You can provide a custom BedrockProvider via the provider argument. This is useful when you want to specify credentials directly or use a custom boto3 client:

from pydantic_ai import Agent
from pydantic_ai.models.bedrock import BedrockConverseModel
from pydantic_ai.providers.bedrock import BedrockProvider

# Using AWS credentials directly
model = BedrockConverseModel(
    'anthropic.claude-3-sonnet-20240229-v1:0',
    provider=BedrockProvider(
        region_name='us-east-1',
        aws_access_key_id='your-access-key',
        aws_secret_access_key='your-secret-key',
    ),
)
agent = Agent(model)
...

You can also pass a pre-configured boto3 client:

import boto3

from pydantic_ai import Agent
from pydantic_ai.models.bedrock import BedrockConverseModel
from pydantic_ai.providers.bedrock import BedrockProvider

# Using a pre-configured boto3 client
bedrock_client = boto3.client('bedrock-runtime', region_name='us-east-1')
model = BedrockConverseModel(
    'anthropic.claude-3-sonnet-20240229-v1:0',
    provider=BedrockProvider(bedrock_client=bedrock_client),
)
agent = Agent(model)
...

Configuring Retries

Bedrock uses boto3's built-in retry mechanisms.
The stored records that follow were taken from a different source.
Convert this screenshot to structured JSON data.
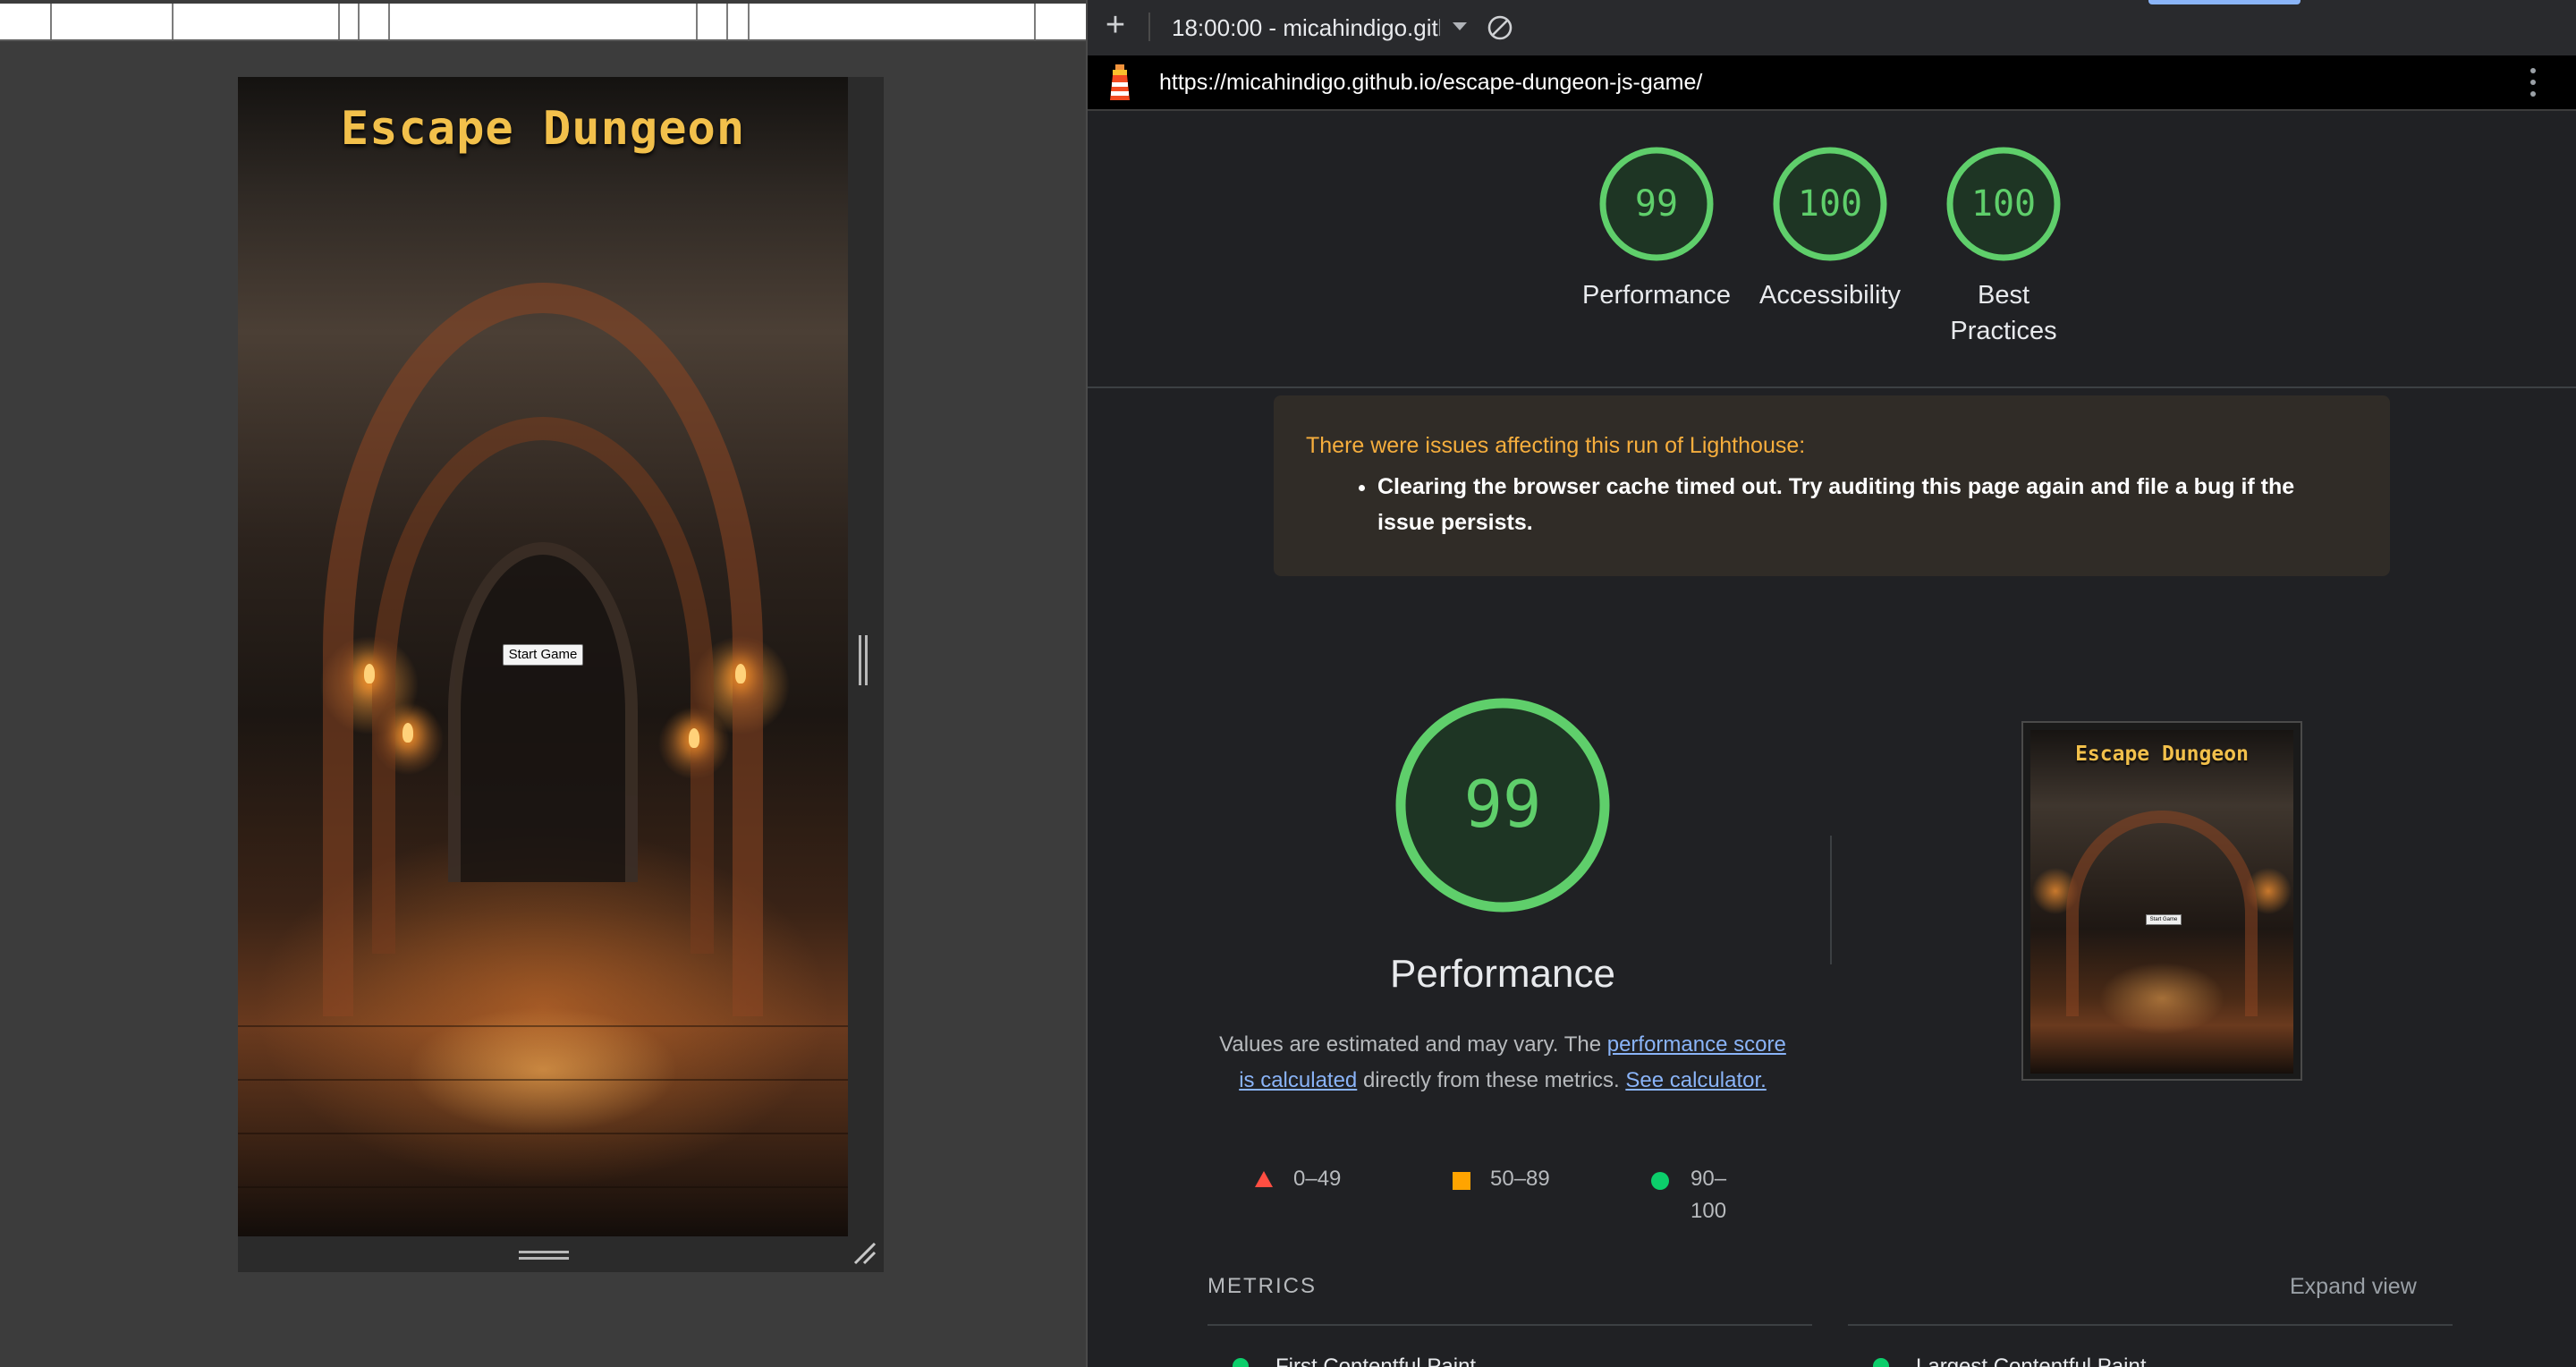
{
  "preview": {
    "game_title": "Escape Dungeon",
    "start_button": "Start Game"
  },
  "devtools": {
    "toolbar": {
      "new_report_icon": "plus-icon",
      "report_selector": "18:00:00 - micahindigo.gitl",
      "clear_icon": "block-icon"
    },
    "url": "https://micahindigo.github.io/escape-dungeon-js-game/",
    "score_gauges": [
      {
        "score": "99",
        "label": "Performance"
      },
      {
        "score": "100",
        "label": "Accessibility"
      },
      {
        "score": "100",
        "label": "Best Practices"
      }
    ],
    "warning": {
      "title": "There were issues affecting this run of Lighthouse:",
      "items": [
        "Clearing the browser cache timed out. Try auditing this page again and file a bug if the issue persists."
      ]
    },
    "performance": {
      "score": "99",
      "title": "Performance",
      "desc_prefix": "Values are estimated and may vary. The ",
      "desc_link1": "performance score is calculated",
      "desc_middle": " directly from these metrics. ",
      "desc_link2": "See calculator."
    },
    "legend": [
      {
        "range": "0–49",
        "color": "#ff4e42",
        "shape": "triangle"
      },
      {
        "range": "50–89",
        "color": "#ffa400",
        "shape": "square"
      },
      {
        "range": "90–100",
        "color": "#0cce6b",
        "shape": "circle"
      }
    ],
    "thumbnail": {
      "title": "Escape Dungeon",
      "button": "Start Game"
    },
    "metrics": {
      "heading": "METRICS",
      "expand_label": "Expand view",
      "items": [
        "First Contentful Paint",
        "Largest Contentful Paint"
      ]
    },
    "colors": {
      "pass_green": "#0cce6b",
      "gauge_ring": "#5fcf6b",
      "link_blue": "#8ab4f8",
      "warning_orange": "#f6ae3d",
      "game_title_gold": "#f2c04b"
    }
  }
}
You can configure retry behavior by passing a custom boto3 client with retry settings:

import boto3
from botocore.config import Config

from pydantic_ai import Agent
from pydantic_ai.models.bedrock import BedrockConverseModel
from pydantic_ai.providers.bedrock import BedrockProvider

# Configure retry settings
config = Config(
    retries={
        'max_attempts': 5,
        'mode': 'adaptive'  # Recommended for rate limiting
    }
)

bedrock_client = boto3.client(
    'bedrock-runtime',
    region_name='us-east-1',
    config=config
)

model = BedrockConverseModel(
    'us.amazon.nova-micro-v1:0',
    provider=BedrockProvider(bedrock_client=bedrock_client),
)
agent = Agent(model)

Retry Modes

  • 'legacy' (default): 5 attempts, basic retry behavior
  • 'standard': 3 attempts, more comprehensive error coverage
  • 'adaptive': 3 attempts with client-side rate limiting (recommended for handling ThrottlingException)

For more details on boto3 retry configuration, see the AWS boto3 documentation.

Note

Unlike other providers that use httpx for HTTP requests, Bedrock uses boto3's native retry mechanisms. The retry strategies described in HTTP Request Retries do not apply to Bedrock.